The study included 11 randomized trials comparing SGLT2i to placebo, with 78,607 participants in total. Among them, 54.2%, 26.4%, and 19.5% of individuals participated in trials focused on diabetes at high ASCVD risk, established HF, or CKD, respectively. The mean age of participants was between 62 and 72 years. While 34.4% of them were females, 74.5% of them were white. At baseline, about 79.7% of the patients had diabetes, 36% had HF, and 37.2% had eGFR (short for estimated glomerular filtration rate) less than 60 mL/min/1.73 m². Established ASCVD was present in 58.9%, and 28.5% had prior MI.
The median follow-up duration ranged between 2.4 – 4.2 years, 1.3 – 2.2 years, and 2.0 – 2.6 years for trials focused on diabetes at high ASCVD risk, HF, and CKD, respectively. The primary outcome was the composite of 3-point MACE, including cardiovascular death, myocardial infarction (MI), and all types of stroke. The analysis also assessed the individual components of MI and stroke, including fatal and non-fatal events. Additionally, all-cause mortality (ACM) and death subtypes such as fatal MI, fatal stroke, HF death, sudden cardiac death, as well as other CV and non-CV deaths were examined. The analysis treated each outcome as a time-to-event event, and the effect estimates from each trial were derived from intention-to-treat analysis.
Trial effect estimates were meta-analyzed within primary patient groups using fixed-effects models and then combined as random effects for overall estimates. Sensitivity analysis was conducted using fixed effects. Heterogeneity was assessed using the Cochrane Q statistic and Higgins and Thompson's I2.
Results and discussion
About 10.1% of participants experienced MACE, with 5.3% experiencing CV death, 3.6% experiencing MI, and 2.8% experiencing a stroke. SGLT2i was found to reduce the rate of MACE by 9% overall, with consistent effects across trial populations. The most evident effect was observed on CV death, with reductions in HF death and sudden cardiac death driving the reduction in CV death. There was no significant effect on MI or stroke overall. SGLT2i were also found to reduce ACM, with the most significant effects observed in CKD trials.

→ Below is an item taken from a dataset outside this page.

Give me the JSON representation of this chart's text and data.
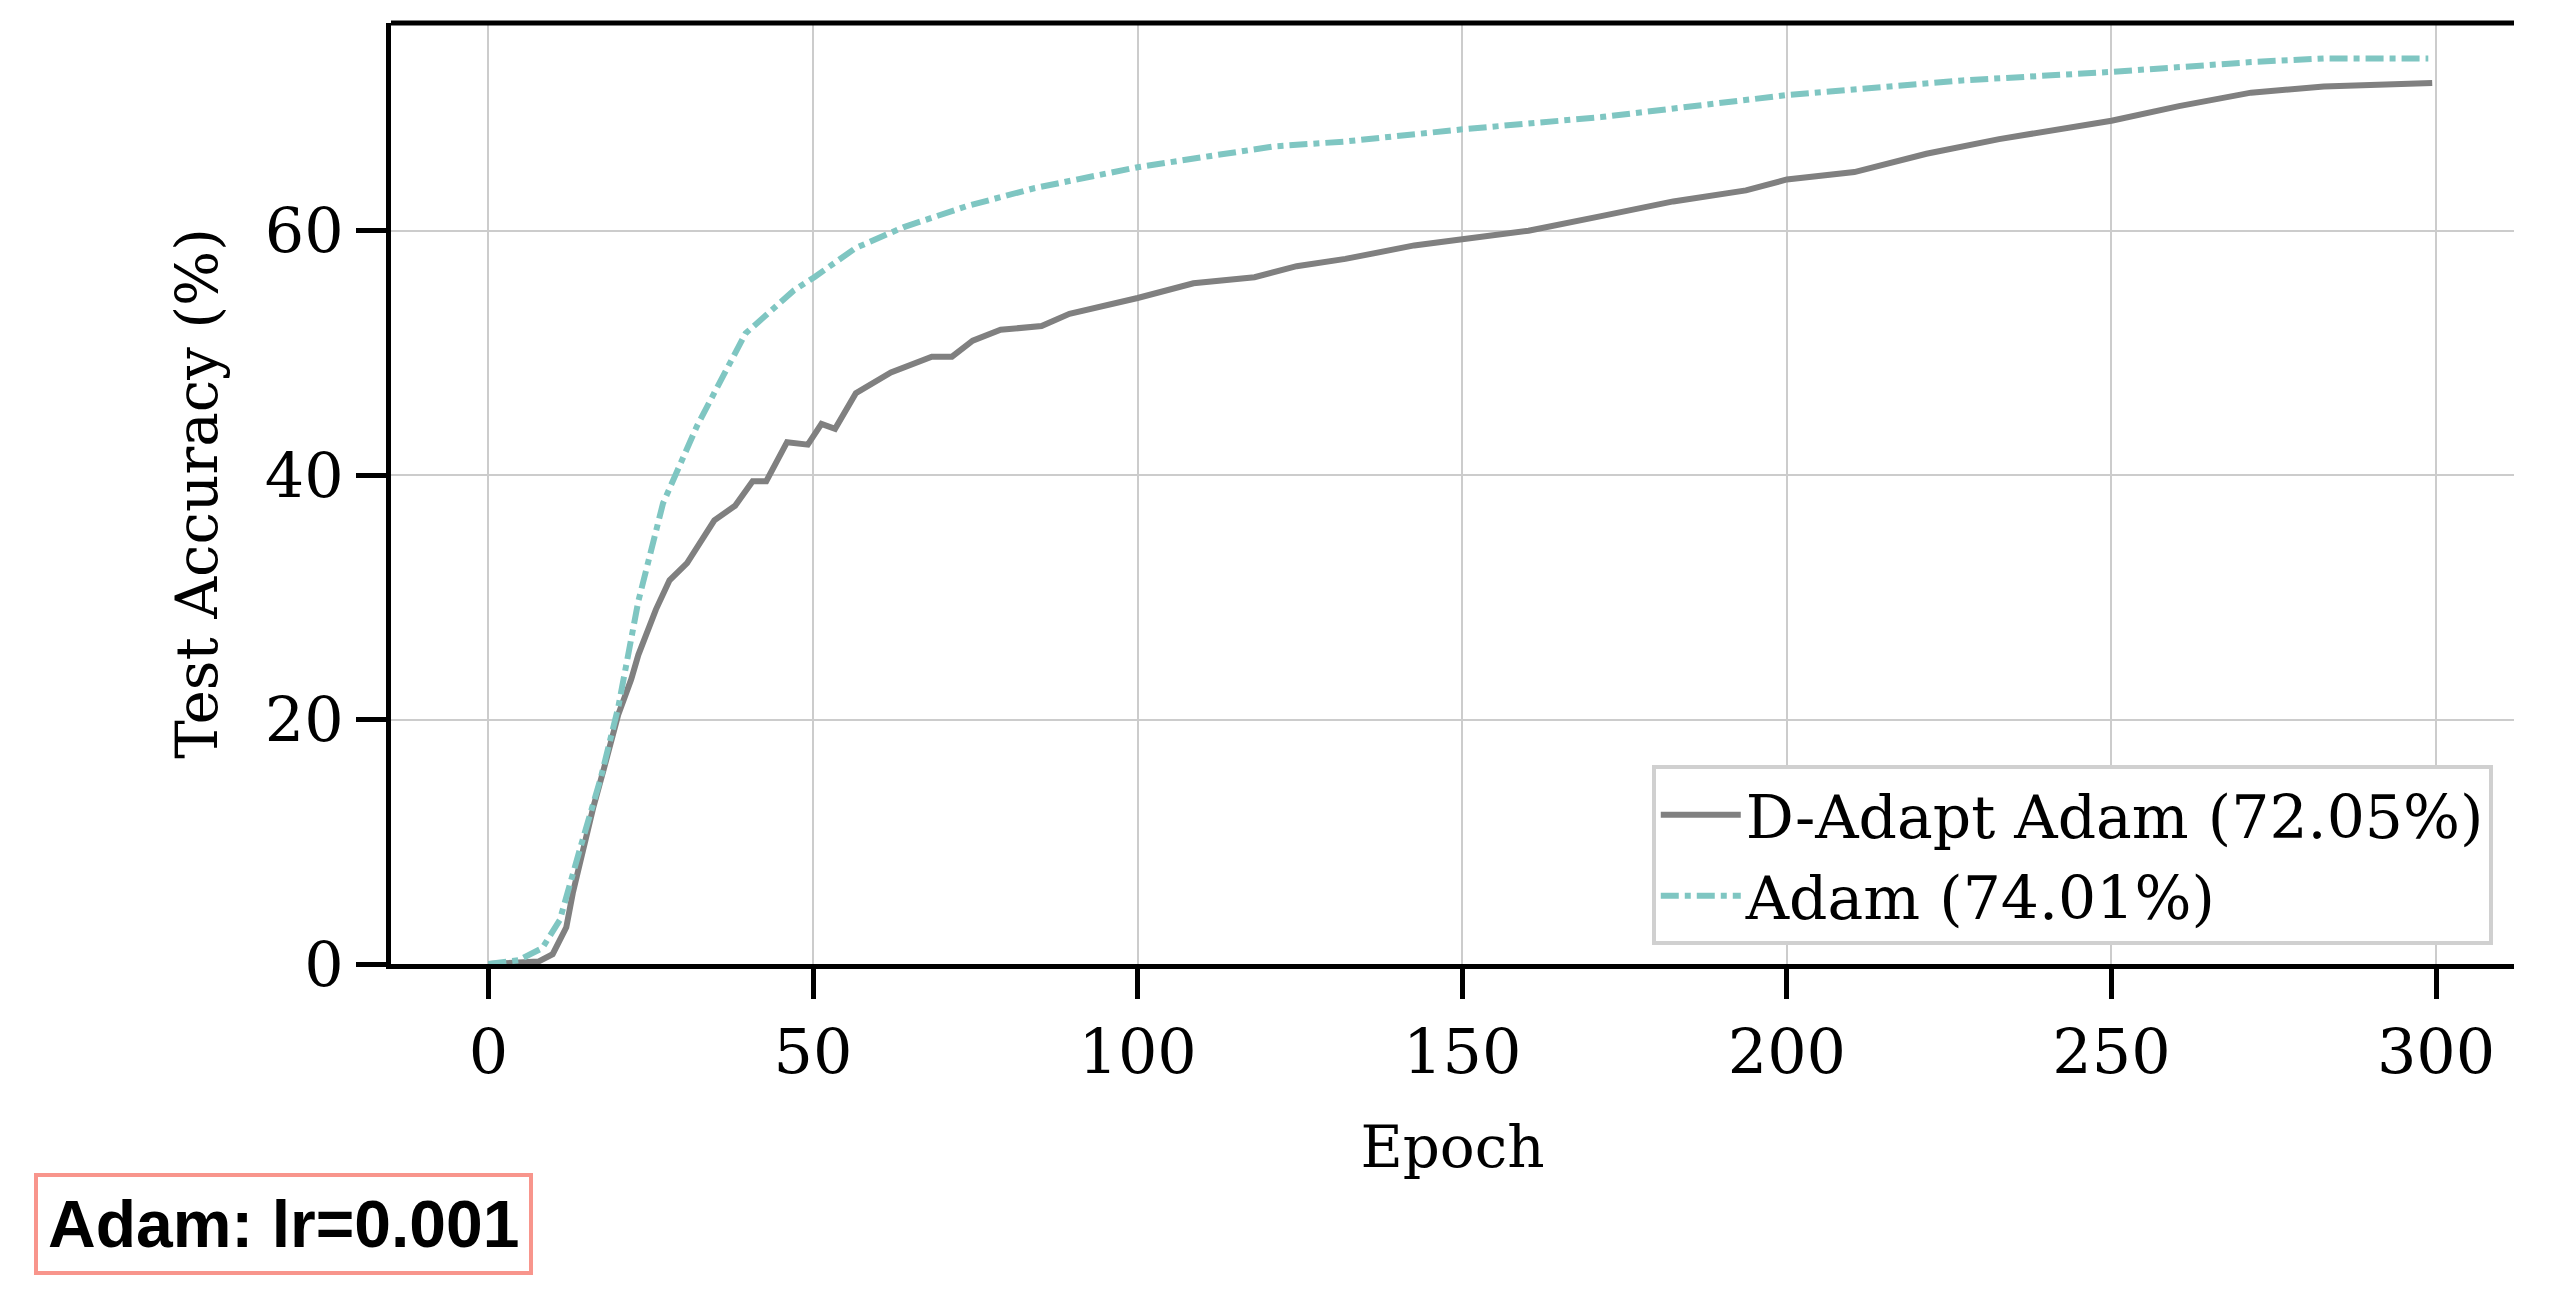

Patients with established ASCVD were found to have higher MACE incidence rates across all trial types. SGLT2i consistently reduced the risk of MACE and CV death regardless of established ASCVD status at baseline. Similarly, the effects remained consistent across subgroups stratified by diabetes status, prior HF, kidney function, and baseline eGFR. Stratification by albuminuria suggested a potential benefit primarily among those with ≥30 mg/g albuminuria. Across all the Kidney Disease Improving Global Outcomes (KDIGO) risk groups, the benefits for MACE and CV death were found to be consistent.
The study is limited by fewer trials in each drug in each disease state and variations in eligibility criteria, follow-up duration, and subgroup definitions across studies. These restrictions restrict robust comparisons within the SGLT2i class and lower the generalizability of findings to broader patient populations.
Conclusion
In conclusion, SGLT2i consistently lowers the risk of MACE across diverse patient populations, regardless of baseline ASCVD, diabetes, or kidney function. This benefit predominantly comes from reduced cardiovascular death, notably HF and sudden cardiac death, with no significant impact on MI or stroke overall. These findings suggest the potential utility of SGLT2i across the spectrum of cardiovascular-kidney-metabolic disease, aiding in therapeutic decision-making.